Question

Prove or disprove: If \(A=\\{X \subseteq \mathbb{N}: X\) is finite \(\\},\) then \(|A|=\aleph_{0}\).

Short answer

The statement is correct. The set \(A\) of all finite subsets of \(\mathbb{N}\) is countably infinite, i.e., \(|A|=\aleph_0\).

Step-by-step solution

Definition of finite subset of \(\mathbb{N}\)

Understand that any set \(X\) belongs to set \(A\) if it is a finite subset of \(\mathbb{N}\). Therefore, \(A\) includes all possible subsets of natural numbers with a finite number of elements.

Countability of finite subsets

To consider combinations intending to count subsets, you need to take each natural number \(n\) and all subsets of \(\mathbb{N}\) of size \(n\). Each of these is finite and we have a countable number of such \(n\), hence each collection is countable.

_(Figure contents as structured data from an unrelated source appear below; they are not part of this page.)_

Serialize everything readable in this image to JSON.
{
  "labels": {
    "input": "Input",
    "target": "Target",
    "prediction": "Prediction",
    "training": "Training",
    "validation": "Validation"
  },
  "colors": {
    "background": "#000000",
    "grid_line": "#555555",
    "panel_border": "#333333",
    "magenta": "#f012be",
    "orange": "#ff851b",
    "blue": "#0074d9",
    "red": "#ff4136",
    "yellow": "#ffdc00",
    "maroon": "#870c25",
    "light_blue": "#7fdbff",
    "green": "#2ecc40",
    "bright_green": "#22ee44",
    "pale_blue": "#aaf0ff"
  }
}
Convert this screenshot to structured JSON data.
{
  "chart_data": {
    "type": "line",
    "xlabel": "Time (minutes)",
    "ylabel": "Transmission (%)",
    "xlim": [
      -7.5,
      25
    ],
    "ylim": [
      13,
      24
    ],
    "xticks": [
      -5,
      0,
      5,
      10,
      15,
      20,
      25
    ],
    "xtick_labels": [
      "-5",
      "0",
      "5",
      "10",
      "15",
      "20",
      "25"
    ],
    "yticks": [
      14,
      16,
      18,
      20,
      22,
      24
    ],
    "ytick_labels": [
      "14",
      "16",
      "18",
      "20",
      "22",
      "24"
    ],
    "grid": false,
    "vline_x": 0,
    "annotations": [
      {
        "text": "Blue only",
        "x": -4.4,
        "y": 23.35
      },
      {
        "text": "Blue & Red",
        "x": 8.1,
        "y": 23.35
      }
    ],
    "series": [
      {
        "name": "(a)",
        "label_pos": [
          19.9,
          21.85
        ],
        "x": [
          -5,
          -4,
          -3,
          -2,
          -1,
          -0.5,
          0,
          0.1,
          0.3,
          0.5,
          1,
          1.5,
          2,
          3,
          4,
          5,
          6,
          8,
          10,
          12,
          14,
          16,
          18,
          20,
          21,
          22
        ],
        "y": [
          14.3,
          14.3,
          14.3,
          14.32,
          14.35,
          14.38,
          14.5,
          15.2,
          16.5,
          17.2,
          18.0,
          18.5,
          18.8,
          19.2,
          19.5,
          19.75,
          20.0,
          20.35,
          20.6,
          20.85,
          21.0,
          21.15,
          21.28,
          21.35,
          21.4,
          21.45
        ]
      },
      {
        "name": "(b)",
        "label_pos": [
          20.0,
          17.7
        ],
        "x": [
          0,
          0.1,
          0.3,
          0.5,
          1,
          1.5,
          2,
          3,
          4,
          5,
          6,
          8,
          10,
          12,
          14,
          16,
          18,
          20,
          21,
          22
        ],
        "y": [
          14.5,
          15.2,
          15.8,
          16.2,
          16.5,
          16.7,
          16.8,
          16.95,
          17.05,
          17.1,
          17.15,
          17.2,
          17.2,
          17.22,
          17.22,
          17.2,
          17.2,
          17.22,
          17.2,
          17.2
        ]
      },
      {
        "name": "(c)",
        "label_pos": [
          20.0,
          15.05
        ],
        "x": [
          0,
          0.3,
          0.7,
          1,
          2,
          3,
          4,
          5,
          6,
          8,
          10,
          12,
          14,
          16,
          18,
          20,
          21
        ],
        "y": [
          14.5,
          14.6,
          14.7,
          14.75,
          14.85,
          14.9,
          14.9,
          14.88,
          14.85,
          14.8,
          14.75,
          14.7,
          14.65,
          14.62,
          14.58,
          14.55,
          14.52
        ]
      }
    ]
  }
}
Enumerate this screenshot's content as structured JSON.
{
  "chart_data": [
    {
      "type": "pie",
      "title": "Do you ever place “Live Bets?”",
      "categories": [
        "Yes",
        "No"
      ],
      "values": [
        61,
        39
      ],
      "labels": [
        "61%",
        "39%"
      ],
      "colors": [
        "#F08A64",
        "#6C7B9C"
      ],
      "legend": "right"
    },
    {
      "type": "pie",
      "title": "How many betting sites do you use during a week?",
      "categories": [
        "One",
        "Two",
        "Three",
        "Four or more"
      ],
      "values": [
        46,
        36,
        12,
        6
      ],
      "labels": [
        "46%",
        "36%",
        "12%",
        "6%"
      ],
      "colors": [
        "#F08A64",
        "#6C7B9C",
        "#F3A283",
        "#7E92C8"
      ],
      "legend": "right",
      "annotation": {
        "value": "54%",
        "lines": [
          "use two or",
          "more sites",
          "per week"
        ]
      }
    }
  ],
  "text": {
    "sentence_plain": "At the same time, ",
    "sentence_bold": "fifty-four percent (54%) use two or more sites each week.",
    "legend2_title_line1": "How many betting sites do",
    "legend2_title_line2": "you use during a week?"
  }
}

Using the principle of countable union of countable sets

Unite all countable collections obtained in Step 2. The result will be the set of all finite subsets of \(\mathbb{N}\), which is the set \(A\). By using the principle of countable union of countable sets, we can confirm that \(A\) is countably infinite, i.e., \(|A|=\aleph_0\). So, the statement holds true.